Un milione e mezzo per le strade irpine, De Angelis: “Priorità all’Ofantina”

Un milione e mezzo per le strade irpine, De Angelis: “Priorità all’Ofantina”

28 aprile 2017

«In Italia abbiamo strade pericolose, piene di buche e a rischio frane ma mancano i fondi per la manutenzione».

Questo è uno dei maggiori allarmi lanciato ieri dal presidente di Upi nazionale Achille Variati nel corso dell’incontro a Bologna con i presidenti di provincia dell’Emilia Romagna.
Alle sue dichiarazioni fanno eco nella nostra provincia quelle del sindaco di Chiusano San Domenico Carmine De Angelis che, a un anno dalla presentazione e approvazione della sua mozione d’indirizzo al Consiglio Provinciale per la messa in sicurezza dell’Ofantina, reclama l’utilizzo dei fondi messi a disposizione dal Governo, circa 100 milioni di euro, per la manutenzione dell’importante asse viario che parte da Avellino e collega il capoluogo ai paesi dell’Alta Irpinia.

E se il presidente Variati mostra come le Province con i 100 milioni stanziati dal Governo per la manutenzione delle strade riusciranno a coprire appena 14 mila km, il 10% del totale, il sindaco De Angelis ritiene che la strada killer d’Irpinia, l’Ofantina, abbia la priorità.

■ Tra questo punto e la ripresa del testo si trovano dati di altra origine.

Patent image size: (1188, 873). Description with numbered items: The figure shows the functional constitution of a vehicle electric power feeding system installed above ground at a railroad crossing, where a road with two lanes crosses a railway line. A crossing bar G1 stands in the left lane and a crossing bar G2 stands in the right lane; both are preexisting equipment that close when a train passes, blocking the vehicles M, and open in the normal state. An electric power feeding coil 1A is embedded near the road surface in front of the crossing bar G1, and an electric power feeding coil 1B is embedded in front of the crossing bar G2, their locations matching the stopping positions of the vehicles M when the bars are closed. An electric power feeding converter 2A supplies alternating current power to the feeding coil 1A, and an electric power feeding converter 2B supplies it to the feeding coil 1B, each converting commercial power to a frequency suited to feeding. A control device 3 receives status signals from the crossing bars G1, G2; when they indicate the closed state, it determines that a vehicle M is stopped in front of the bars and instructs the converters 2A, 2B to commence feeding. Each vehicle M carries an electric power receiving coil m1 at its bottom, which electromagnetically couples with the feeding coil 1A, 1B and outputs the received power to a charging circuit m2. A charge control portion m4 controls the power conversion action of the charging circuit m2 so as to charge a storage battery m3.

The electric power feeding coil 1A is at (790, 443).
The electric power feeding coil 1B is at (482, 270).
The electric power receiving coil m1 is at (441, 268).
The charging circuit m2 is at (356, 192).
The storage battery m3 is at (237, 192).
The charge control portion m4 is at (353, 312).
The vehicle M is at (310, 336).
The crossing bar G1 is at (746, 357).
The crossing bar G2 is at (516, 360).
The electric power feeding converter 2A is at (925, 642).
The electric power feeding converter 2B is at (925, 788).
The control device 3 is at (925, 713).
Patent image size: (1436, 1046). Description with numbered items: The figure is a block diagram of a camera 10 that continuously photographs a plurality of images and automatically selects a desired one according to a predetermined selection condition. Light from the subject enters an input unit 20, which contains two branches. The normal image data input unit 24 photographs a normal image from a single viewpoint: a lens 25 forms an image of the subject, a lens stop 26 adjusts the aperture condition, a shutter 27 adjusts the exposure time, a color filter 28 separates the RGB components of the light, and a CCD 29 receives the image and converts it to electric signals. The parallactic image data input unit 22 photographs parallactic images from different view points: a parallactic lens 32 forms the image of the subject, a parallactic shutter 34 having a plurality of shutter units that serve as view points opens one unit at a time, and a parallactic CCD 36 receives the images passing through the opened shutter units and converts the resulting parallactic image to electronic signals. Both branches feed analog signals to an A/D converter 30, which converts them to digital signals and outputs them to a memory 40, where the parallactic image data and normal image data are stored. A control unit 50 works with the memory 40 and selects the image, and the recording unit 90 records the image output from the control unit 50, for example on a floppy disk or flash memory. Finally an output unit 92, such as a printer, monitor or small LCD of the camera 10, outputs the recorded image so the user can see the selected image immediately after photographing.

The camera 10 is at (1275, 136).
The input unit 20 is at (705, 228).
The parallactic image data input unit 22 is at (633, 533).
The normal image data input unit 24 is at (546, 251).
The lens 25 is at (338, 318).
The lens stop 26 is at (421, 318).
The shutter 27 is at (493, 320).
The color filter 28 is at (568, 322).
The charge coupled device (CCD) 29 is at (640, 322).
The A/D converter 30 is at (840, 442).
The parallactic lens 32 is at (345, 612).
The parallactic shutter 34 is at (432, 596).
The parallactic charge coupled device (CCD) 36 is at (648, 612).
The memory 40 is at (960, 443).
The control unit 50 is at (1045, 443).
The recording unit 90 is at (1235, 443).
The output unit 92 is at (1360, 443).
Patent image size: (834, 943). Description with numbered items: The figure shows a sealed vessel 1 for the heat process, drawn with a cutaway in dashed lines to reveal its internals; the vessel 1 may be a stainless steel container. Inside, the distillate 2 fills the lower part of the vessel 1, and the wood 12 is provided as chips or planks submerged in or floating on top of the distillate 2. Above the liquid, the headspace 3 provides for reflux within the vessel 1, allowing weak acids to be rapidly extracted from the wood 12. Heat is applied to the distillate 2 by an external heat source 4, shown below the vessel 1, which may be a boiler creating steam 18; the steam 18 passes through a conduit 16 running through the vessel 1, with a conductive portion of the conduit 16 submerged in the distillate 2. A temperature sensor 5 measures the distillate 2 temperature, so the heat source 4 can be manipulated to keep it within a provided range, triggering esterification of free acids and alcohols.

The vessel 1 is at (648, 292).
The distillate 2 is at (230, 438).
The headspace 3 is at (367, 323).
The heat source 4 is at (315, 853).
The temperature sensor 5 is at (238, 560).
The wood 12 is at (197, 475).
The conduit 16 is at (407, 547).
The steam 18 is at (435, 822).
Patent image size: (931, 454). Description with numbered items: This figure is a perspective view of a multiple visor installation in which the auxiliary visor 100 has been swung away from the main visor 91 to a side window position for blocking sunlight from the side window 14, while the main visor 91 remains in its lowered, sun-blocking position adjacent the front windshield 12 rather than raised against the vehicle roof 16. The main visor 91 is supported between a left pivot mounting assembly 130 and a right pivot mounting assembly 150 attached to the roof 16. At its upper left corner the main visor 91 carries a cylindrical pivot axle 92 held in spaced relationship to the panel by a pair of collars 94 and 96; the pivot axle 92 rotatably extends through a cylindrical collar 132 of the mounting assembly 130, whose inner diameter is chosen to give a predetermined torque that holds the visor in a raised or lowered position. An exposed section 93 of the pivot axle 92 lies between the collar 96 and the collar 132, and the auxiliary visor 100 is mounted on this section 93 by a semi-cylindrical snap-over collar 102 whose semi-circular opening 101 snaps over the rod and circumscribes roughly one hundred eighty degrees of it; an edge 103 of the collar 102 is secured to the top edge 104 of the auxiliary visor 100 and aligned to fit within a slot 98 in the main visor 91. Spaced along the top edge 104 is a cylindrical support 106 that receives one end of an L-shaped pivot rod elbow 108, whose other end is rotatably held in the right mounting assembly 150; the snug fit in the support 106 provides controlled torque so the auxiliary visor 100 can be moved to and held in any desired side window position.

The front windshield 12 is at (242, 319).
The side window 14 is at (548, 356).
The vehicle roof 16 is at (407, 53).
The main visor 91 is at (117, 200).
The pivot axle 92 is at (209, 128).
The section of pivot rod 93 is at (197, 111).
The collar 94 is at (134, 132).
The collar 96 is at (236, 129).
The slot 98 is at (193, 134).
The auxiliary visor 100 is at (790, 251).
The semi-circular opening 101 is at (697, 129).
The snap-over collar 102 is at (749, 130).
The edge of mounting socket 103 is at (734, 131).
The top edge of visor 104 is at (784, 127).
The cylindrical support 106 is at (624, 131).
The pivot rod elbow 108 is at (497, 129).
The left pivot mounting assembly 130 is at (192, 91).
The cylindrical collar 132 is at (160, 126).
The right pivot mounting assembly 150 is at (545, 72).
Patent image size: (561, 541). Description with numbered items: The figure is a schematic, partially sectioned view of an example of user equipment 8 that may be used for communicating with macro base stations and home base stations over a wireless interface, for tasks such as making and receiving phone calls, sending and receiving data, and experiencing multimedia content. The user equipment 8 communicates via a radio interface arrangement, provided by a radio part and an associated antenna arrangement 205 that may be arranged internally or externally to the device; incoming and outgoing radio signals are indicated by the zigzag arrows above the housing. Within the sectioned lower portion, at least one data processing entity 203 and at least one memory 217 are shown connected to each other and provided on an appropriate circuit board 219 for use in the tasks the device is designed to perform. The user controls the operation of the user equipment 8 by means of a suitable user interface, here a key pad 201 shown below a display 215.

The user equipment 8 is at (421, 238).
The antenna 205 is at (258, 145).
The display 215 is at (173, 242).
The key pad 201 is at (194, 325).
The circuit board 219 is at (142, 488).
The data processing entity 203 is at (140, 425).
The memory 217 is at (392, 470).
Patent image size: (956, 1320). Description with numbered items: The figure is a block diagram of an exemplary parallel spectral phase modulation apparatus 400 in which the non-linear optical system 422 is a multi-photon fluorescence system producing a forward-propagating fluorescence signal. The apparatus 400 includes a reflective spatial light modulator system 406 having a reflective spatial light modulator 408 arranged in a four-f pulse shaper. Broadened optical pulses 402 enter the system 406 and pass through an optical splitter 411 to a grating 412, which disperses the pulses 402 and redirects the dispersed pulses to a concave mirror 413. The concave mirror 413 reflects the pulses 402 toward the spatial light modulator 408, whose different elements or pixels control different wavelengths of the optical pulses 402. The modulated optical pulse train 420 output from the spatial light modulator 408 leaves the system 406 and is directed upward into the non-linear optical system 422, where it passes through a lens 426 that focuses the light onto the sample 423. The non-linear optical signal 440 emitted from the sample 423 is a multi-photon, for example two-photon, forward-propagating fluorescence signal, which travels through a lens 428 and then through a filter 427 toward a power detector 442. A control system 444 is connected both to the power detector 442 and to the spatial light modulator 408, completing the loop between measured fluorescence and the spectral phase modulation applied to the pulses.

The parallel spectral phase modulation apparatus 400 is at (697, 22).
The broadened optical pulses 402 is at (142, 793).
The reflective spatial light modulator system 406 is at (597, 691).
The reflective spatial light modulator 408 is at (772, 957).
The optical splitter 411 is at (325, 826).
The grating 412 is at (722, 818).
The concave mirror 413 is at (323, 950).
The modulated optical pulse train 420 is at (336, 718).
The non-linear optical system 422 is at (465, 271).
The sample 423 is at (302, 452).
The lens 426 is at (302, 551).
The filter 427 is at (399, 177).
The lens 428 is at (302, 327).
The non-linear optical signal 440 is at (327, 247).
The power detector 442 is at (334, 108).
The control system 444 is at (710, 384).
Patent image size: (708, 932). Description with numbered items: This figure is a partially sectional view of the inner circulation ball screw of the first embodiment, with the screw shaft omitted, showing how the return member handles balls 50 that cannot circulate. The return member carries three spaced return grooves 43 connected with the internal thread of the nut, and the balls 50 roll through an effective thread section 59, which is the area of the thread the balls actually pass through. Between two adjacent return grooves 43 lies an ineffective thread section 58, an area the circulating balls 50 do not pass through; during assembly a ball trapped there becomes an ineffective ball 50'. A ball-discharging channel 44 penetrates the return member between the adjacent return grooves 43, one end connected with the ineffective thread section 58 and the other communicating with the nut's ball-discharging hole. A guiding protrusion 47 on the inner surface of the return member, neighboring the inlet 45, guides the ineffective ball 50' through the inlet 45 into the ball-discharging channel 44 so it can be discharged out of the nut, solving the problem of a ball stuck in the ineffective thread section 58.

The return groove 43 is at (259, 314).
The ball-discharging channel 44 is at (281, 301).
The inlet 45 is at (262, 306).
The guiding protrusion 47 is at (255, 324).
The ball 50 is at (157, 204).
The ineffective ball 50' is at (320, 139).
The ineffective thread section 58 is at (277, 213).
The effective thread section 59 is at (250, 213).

Si punta quindi ad accelerare l’avvio dei lavori di manutenzione e messa in sicurezza almeno nel tratto che va da Manocalzati a Paternopoli dove si è registrato il più alto numero di incidenti. E nello stesso tempo si prova a sensibilizzare istituzioni e opinione pubblica per far si che gli accordi sottoscritti non restino lettera morta.

«Il problema di sicurezza dell’Ofantina –sostiene il sindaco De Angelis, già dirigente Upi e consigliere provinciale- è una questione, come più volte sottolineato, che non riguarda solo Chiusano o San Mango ma l’intera provincia di Avellino. I dati della Polizia e Questura sono impressionanti ed evidenziano un’alta pericolosità del tratto stradale dove spesso si verificano, soprattutto nei mesi estivi, incidenti mortali. Gli interventi per la messa in sicurezza dei tratti più pericolosi dell’Ofantina sono programmati da tempo ma non possono essere realizzati per l’indisponibilità dei fondi provinciali. E se più volte, anche nel precedente ruolo di consigliere provinciale, avevo sollecitato lo sforamento del patto di stabilità per risolvere questo annoso problema, ora consiglio di utilizzare questi fondi stanziati dal Governo in favore di una strada costruita 60 anni fa, su cui negli ultimi anni il traffico veicolare è aumentato a dismisura insieme al numero di incidenti, non imputabili al comportamento degli automobilisti ma allo stato disastrato dell’asse viario».